Boosting charge carrier separation efficiency by constructing an intramolecular DA system towards efficient photoreduction of CO2

Carbon nitride (CN) has attracted increasing attention in the field of photocatalysis due to its special properties such as visible light response, high stability, and low cost. However, the low separation efficiency of photogenerated electrons and holes limits its catalytic activity. Herein, a novel kind of CN based intramolecular donor–acceptor (DA) system was prepared to facilitate the separation efficiency of photoinduced charge carriers. The catalysts were prepared from CN and 4,7-dibromo-2,1,3-benzothiadiazole (Dbbt) by a simple calcination method. A series of characterization results confirmed that Dbbt is successfully introduced into the framework of CN (CN–Dbbt-x). It was found that the formation of the DA structure leads to the spatial separation of electrons and holes which significantly accelerate the separation efficiency of charge carriers. Moreover, the DA structure played an important role in regulating the bandgap structure, which can increase the optical absorption ability of the catalysts.
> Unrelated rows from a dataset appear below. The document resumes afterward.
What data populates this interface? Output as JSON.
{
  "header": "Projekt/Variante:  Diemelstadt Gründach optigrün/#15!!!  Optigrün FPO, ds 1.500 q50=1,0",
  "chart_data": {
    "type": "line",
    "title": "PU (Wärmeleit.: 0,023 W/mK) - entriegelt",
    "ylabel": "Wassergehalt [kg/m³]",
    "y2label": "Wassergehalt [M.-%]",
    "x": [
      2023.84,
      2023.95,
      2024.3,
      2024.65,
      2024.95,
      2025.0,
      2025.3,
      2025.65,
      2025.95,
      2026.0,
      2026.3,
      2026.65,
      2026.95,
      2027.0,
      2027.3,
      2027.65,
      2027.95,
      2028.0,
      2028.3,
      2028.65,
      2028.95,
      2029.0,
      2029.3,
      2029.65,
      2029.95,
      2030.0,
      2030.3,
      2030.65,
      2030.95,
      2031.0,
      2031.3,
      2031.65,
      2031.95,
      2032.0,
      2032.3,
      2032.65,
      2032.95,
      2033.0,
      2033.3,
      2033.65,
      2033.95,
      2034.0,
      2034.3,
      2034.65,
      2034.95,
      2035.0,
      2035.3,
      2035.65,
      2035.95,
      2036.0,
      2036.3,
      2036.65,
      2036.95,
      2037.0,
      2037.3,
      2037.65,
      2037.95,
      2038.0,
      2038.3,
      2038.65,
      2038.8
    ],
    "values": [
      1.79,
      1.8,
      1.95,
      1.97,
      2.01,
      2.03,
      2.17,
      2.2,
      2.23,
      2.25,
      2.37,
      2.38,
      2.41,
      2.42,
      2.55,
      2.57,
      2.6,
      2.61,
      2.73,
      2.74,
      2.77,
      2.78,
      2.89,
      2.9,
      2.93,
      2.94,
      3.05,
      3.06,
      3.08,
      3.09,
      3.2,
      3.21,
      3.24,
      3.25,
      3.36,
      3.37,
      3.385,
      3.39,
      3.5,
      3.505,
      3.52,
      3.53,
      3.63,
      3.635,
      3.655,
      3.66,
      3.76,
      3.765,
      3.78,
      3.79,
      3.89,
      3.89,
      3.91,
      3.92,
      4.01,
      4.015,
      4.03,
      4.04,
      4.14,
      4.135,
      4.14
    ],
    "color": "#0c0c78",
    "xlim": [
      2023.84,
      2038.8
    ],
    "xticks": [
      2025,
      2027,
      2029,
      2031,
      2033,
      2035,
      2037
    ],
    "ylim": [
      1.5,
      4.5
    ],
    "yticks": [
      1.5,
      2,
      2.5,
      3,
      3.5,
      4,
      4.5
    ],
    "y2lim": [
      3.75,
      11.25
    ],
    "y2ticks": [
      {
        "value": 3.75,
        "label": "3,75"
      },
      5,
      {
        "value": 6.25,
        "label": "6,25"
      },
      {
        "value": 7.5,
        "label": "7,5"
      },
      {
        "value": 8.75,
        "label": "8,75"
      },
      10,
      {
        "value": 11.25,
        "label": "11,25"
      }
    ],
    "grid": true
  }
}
Also, the DA system led to the formation of a built-in electric field, which remarkably accelerates the migration speed of electrons. CN–Dbbt-0.01 displayed the best photocatalytic CO2 reduction performance, and the CO evolution rate was 4.9 times higher than that of CN. Moreover, the reaction was carried out in water without any sacrificial agents, which makes it a green and environmentally friendly reaction. DFT simulation and experimental results showed that Dbbt and CN respectively serve as the donor and acceptor in CN–Dbbt-0.01.